The echinocandins are important and exciting agents because of their novel mechanism of action, low incidence of serious adverse effects, and low potential for drug–drug interactions. As a class, they demonstrate potent activity against Candida spp., and are an option for the treatment of infections due to these organisms. In addition, caspofungin is a viable option for the treatment of refractory aspergillosis. Although micafungin is not FDA-approved for this indication, recent data suggests that it may also be effective. Likewise, caspofungin- or micafungin-containing combination therapy should be a considereation for the treatment of severe infections due to Aspergillus spp.. Although the echinocandins share many common properties, data regarding their differences are emerging at a rapid pace.
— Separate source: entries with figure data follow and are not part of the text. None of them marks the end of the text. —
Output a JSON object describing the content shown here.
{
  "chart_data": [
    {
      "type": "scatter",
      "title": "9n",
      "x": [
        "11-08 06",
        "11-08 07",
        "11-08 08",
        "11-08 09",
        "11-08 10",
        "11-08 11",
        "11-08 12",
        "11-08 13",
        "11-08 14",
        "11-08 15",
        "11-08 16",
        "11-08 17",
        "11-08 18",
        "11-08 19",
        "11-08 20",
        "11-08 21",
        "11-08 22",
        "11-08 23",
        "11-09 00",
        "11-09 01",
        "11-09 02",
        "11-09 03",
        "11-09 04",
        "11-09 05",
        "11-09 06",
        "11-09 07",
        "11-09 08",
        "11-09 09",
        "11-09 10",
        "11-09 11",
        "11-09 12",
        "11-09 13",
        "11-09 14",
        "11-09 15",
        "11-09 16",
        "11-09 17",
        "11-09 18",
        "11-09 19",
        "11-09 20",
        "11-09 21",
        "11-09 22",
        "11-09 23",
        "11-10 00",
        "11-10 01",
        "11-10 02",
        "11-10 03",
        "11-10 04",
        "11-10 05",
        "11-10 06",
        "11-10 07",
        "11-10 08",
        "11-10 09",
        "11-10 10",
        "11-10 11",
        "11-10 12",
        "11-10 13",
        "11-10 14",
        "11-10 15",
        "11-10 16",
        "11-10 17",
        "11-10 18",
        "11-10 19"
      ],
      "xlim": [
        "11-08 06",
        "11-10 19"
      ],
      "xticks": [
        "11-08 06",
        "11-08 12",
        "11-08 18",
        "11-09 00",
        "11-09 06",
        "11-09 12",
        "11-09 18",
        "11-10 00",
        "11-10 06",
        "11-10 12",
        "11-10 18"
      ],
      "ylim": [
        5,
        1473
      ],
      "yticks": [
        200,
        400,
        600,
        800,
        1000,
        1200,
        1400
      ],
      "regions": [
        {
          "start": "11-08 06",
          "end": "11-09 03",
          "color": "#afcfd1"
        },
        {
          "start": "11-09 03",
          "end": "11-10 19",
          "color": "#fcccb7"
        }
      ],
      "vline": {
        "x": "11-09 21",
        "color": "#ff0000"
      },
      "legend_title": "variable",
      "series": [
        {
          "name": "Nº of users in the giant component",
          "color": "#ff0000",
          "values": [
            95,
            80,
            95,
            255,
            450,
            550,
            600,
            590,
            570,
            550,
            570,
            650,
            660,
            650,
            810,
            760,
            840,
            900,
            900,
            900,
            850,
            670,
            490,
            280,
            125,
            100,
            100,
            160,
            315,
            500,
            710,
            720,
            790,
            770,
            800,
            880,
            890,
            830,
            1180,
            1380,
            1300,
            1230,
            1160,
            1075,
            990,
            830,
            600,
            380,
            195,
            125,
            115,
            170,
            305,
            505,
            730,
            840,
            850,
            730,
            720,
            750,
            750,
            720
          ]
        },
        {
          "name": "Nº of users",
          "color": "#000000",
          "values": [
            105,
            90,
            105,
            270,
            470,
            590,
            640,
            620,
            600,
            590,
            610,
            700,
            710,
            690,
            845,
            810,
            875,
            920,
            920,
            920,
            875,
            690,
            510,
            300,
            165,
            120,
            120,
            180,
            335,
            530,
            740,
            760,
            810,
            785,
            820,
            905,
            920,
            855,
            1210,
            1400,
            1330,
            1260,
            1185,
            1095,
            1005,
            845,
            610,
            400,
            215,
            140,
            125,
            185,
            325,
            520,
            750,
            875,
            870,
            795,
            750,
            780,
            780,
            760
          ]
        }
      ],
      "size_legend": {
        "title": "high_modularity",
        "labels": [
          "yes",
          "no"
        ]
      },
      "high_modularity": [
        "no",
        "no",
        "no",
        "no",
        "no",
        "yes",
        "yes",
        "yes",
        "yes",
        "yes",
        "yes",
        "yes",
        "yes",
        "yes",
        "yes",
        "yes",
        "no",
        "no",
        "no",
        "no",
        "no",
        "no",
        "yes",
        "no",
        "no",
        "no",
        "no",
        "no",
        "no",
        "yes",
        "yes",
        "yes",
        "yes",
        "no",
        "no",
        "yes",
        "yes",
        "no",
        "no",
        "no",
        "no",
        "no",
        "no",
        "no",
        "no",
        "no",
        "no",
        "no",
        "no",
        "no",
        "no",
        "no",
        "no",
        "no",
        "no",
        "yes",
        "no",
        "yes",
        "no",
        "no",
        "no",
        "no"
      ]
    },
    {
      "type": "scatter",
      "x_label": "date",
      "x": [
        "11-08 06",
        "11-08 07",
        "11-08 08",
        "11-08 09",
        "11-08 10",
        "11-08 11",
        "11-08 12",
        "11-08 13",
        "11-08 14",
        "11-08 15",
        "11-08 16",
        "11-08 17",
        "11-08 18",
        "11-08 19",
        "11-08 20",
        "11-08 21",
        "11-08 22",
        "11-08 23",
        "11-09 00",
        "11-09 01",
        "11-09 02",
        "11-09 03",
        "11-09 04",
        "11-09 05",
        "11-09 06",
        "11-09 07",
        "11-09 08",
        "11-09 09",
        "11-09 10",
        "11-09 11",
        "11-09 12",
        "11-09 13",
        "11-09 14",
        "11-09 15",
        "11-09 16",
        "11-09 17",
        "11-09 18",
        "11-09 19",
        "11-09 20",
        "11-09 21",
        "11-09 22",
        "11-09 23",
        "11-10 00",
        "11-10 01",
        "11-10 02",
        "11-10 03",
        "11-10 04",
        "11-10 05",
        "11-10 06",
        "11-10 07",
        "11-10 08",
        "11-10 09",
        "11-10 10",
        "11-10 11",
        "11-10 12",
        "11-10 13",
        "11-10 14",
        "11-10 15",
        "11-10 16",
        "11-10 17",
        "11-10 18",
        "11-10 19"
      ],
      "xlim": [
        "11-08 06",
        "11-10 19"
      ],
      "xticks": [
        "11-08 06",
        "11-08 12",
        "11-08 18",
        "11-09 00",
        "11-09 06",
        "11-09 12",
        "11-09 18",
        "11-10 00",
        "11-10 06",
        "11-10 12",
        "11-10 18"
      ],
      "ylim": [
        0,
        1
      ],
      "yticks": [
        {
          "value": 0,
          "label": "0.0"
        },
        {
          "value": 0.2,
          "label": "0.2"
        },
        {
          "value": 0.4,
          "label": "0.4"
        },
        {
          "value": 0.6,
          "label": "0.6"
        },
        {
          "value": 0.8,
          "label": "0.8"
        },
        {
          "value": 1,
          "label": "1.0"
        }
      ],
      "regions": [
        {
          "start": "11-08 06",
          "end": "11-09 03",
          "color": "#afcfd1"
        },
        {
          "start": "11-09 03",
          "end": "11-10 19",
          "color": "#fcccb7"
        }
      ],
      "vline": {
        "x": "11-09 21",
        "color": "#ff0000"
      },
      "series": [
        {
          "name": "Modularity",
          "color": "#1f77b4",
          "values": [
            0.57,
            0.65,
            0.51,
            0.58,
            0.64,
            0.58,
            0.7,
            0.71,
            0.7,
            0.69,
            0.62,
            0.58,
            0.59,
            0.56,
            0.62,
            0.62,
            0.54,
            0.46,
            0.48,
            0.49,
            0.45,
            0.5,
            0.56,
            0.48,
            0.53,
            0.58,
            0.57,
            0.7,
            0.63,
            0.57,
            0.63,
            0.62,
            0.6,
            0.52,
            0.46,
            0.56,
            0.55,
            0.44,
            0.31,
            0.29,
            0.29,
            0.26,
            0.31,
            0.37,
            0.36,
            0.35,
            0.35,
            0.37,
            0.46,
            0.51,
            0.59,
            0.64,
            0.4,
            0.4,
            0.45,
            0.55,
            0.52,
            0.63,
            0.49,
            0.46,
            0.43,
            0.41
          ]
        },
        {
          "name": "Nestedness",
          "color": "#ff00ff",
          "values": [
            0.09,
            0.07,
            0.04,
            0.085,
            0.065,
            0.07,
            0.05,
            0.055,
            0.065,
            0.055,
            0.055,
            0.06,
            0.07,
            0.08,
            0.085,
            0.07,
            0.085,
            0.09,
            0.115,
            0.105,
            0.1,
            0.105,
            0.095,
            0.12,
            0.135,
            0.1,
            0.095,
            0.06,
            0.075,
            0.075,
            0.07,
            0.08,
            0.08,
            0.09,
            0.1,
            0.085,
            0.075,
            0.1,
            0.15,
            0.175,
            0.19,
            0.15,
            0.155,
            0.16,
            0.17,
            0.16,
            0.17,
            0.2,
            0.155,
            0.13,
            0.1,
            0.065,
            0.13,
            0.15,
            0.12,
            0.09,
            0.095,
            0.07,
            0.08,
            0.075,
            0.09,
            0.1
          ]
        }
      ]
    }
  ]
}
However, there continues to be a dire need for additional data concerning the echinocandins. Specifically, head-to-head comparison trials would help delineate differences between in vitro (theory) and in vivo clinical practice. More data are needed concerning echinocandin use as initial therapy for invasive aspergillosis. In addition, considering the substantial cost and somewhat theoretical benefit of combination therapy, controlled trials analyzing this use of echinocandins are desperately needed. Finally, continued data regarding the use of echinocandins for the treatment of unusual infections (meningitis, endopthalmitis, endocarditis, etc) would also help clarify the echinocandins’ place in the antifungal armamentarium.